Il est possible d’enclencher une vraie croissance, d’augmenter significativement le ratio Valeur Ajoutée par collaborateur, et donc de faire croitre la valeur de son cabinet

Une stratégie de croissance

Un exemple de stratégie de croissance

Le constat

Le constat le plus complet sur la profession a été réalisé par le cabinet www.b-ready.fr
De nombreux textes, de grand intérêt, peuvent être téléchargés et consultés sur son site.
En résumé, réduction du chiffre d’affaires moyen par dossier, baisse des marges, perte importante d’attractivité de la profession pour les jeunes, concurrence accrue entre professionnels (30% des clients disent avoir été ‘démarchés’ par d’autres experts, étude init-marketing), mais aussi venant des acteurs hors profession, probable dérèglementation, sont les facteurs de la crise actuelle. Pourtant, certains réussissent, et accrochent des croissances à deux chiffres. Ils ont opérés une profonde remise en cause des schémas traditionnels et ont appliqué les méthodes modernes de management.

Générer rapidement la trésorerie nécessaire et dégager du temps de collaborateurs

Un ensemble de mesures permet d’atteindre cet objectif en quelques mois, sans perdre aucunement la maitrise de son portefeuille, au contraire.
Réduire de 50% au moins son cout de production est faisable, en remettant en cause le process traditionnel, et notamment en externalisant tout ou partie de la tenue.
Bien entendu, ce gain n’en serait pas un, si les temps ainsi libérés n’étaient pas réaffectés à d’autres taches.
Cette première étape permet de se constituer les réserves et de se préparer pour aller plus loin.

Organiser le développement

La base clients

Il s’agit en premier lieu de bien connaitre ses clients. Ils constituent en général une première base de potentiel important de croissance, à condition de les connaitre et de comprendre leurs besoins. Il suffit de consulter les nombreuses études marketing pour constater la nature des besoins non satisfaits pour lesquels ils attendent des réponses de leur expert-comptable. Il est possible en quelques mois d’identifier le potentiel de missions nouvelles par type. L’acquisition d’un logiciel de CRM est vivement recommandée pour ce faire.

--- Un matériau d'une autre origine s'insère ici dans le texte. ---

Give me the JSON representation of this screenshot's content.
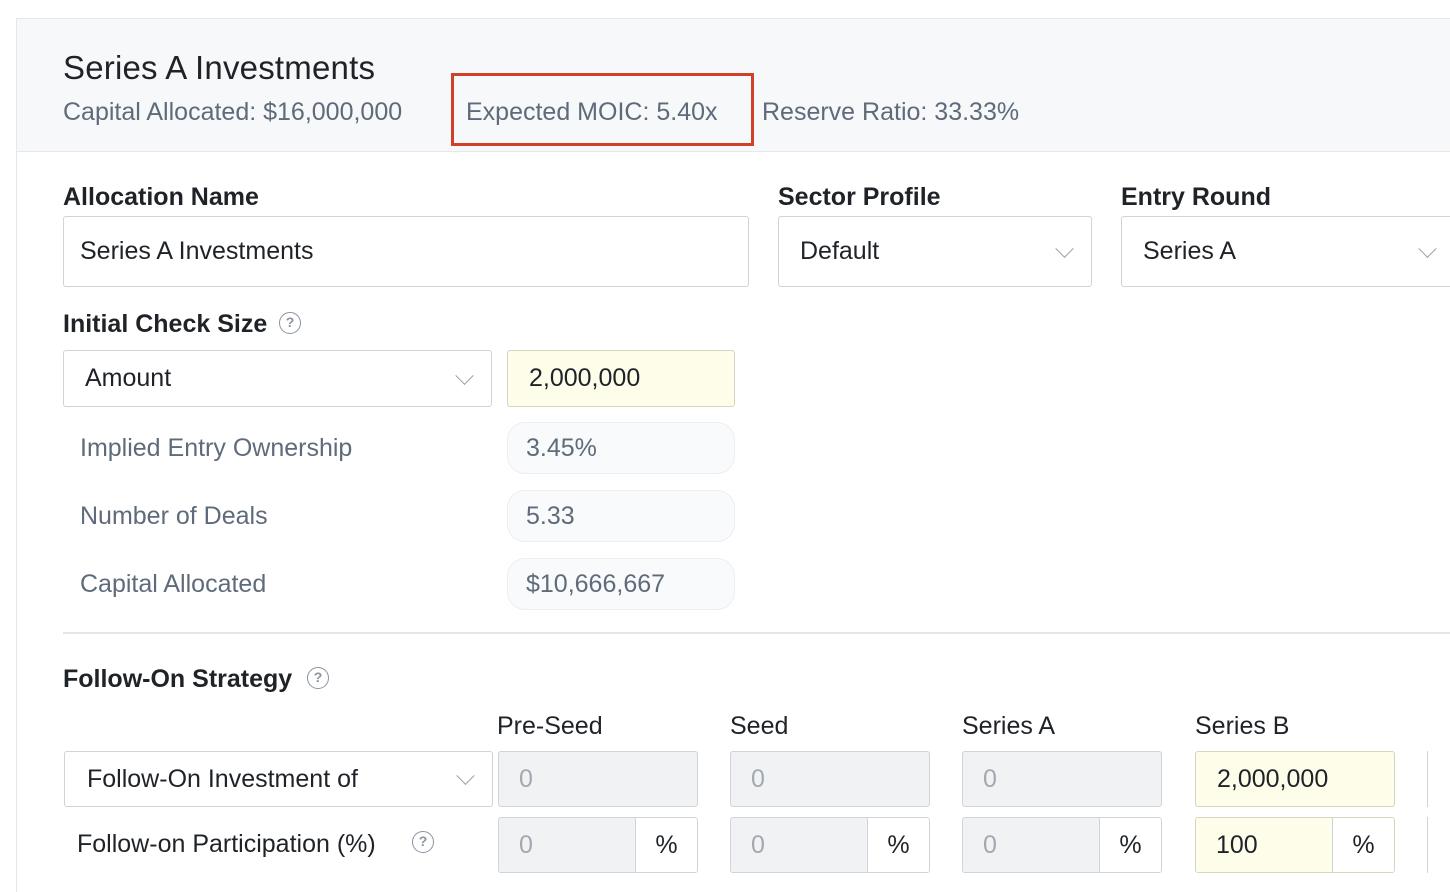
{
  "header": {
    "title": "Series A Investments",
    "capital_allocated": "Capital Allocated: $16,000,000",
    "expected_moic": "Expected MOIC: 5.40x",
    "reserve_ratio": "Reserve Ratio: 33.33%"
  },
  "form": {
    "allocation_name_label": "Allocation Name",
    "allocation_name_value": "Series A Investments",
    "sector_profile_label": "Sector Profile",
    "sector_profile_value": "Default",
    "entry_round_label": "Entry Round",
    "entry_round_value": "Series A",
    "initial_check_label": "Initial Check Size",
    "check_mode_value": "Amount",
    "check_amount_value": "2,000,000",
    "implied_ownership_label": "Implied Entry Ownership",
    "implied_ownership_value": "3.45%",
    "num_deals_label": "Number of Deals",
    "num_deals_value": "5.33",
    "capital_allocated_label": "Capital Allocated",
    "capital_allocated_value": "$10,666,667"
  },
  "follow_on": {
    "title": "Follow-On Strategy",
    "columns": [
      "Pre-Seed",
      "Seed",
      "Series A",
      "Series B"
    ],
    "mode_value": "Follow-On Investment of",
    "investment_values": [
      "0",
      "0",
      "0",
      "2,000,000"
    ],
    "participation_label": "Follow-on Participation (%)",
    "participation_values": [
      "0",
      "0",
      "0",
      "100"
    ],
    "percent_unit": "%"
  },
  "icons": {
    "help": "question-circle-icon",
    "dropdown": "chevron-down-icon"
  },
  "colors": {
    "highlight_border": "#d0402b",
    "active_input_bg": "#fefdea",
    "disabled_input_bg": "#f1f2f4"
  }
}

La préparation d’un portefeuille ‘produit’

En fonction des besoins identifiés, il faut construire l’offre. Pour chaque produit identifié, en bâtir le détail : comment le vendre et qui va le faire ? Qui va réaliser la prestation et selon quelle méthodologie, quelle documentation ? Comment le valoriser et le facturer ? Quels seront les ‘livrables’ ?

La préparation des ressources humaines

Les questions soulevées lors de l’étape précédente vont immédiatement conduire à l’identification des compétences en interne, des besoins de formation, voire de recrutement.
La conduite à l’égard du client doit aussi faire l’objet d’une remise en cause : accueil, réactivité, disponibilité, etc.

Structuration de l’offre

Il est essentiel de sortir du modèle traditionnel de la lettre de mission qui établit un forfait qui laisse penser aux clients que tout est inclus. L’offre doit être composée des prestations comptable et sociale, clairement définies et encadrées. Par exemple, pourquoi ne pas accorder un ‘bonus’ aux clients qui sont correctement organisés ?
A l’offre de base, qui doit répondre par un prix plus bas au sentiment des clients que cette prestation est obligatoire, mais ne leur apporte pas grand-chose, ajouter les produits qui correspondent à leurs préoccupations : optimisation fiscale, gestion de leur avenir, appui à la gestion, suivi de l’activité, etc. Pour ces produits, qui font partie des demandes clairement exprimées, le prix ne doit pas être ‘low cost’.

La mise en œuvre

Elle s’amorcera sur les clients existants, puis ensuite sur de nouveaux clients, résultant de la démarche commerciale qui doit obligatoirement précéder et accompagner les missions nouvelles

L’estimation des couts

Il est facile de démontrer que la réduction importante des couts de production, permet de financer l’évolution, sans prise de risque, du Cabinet.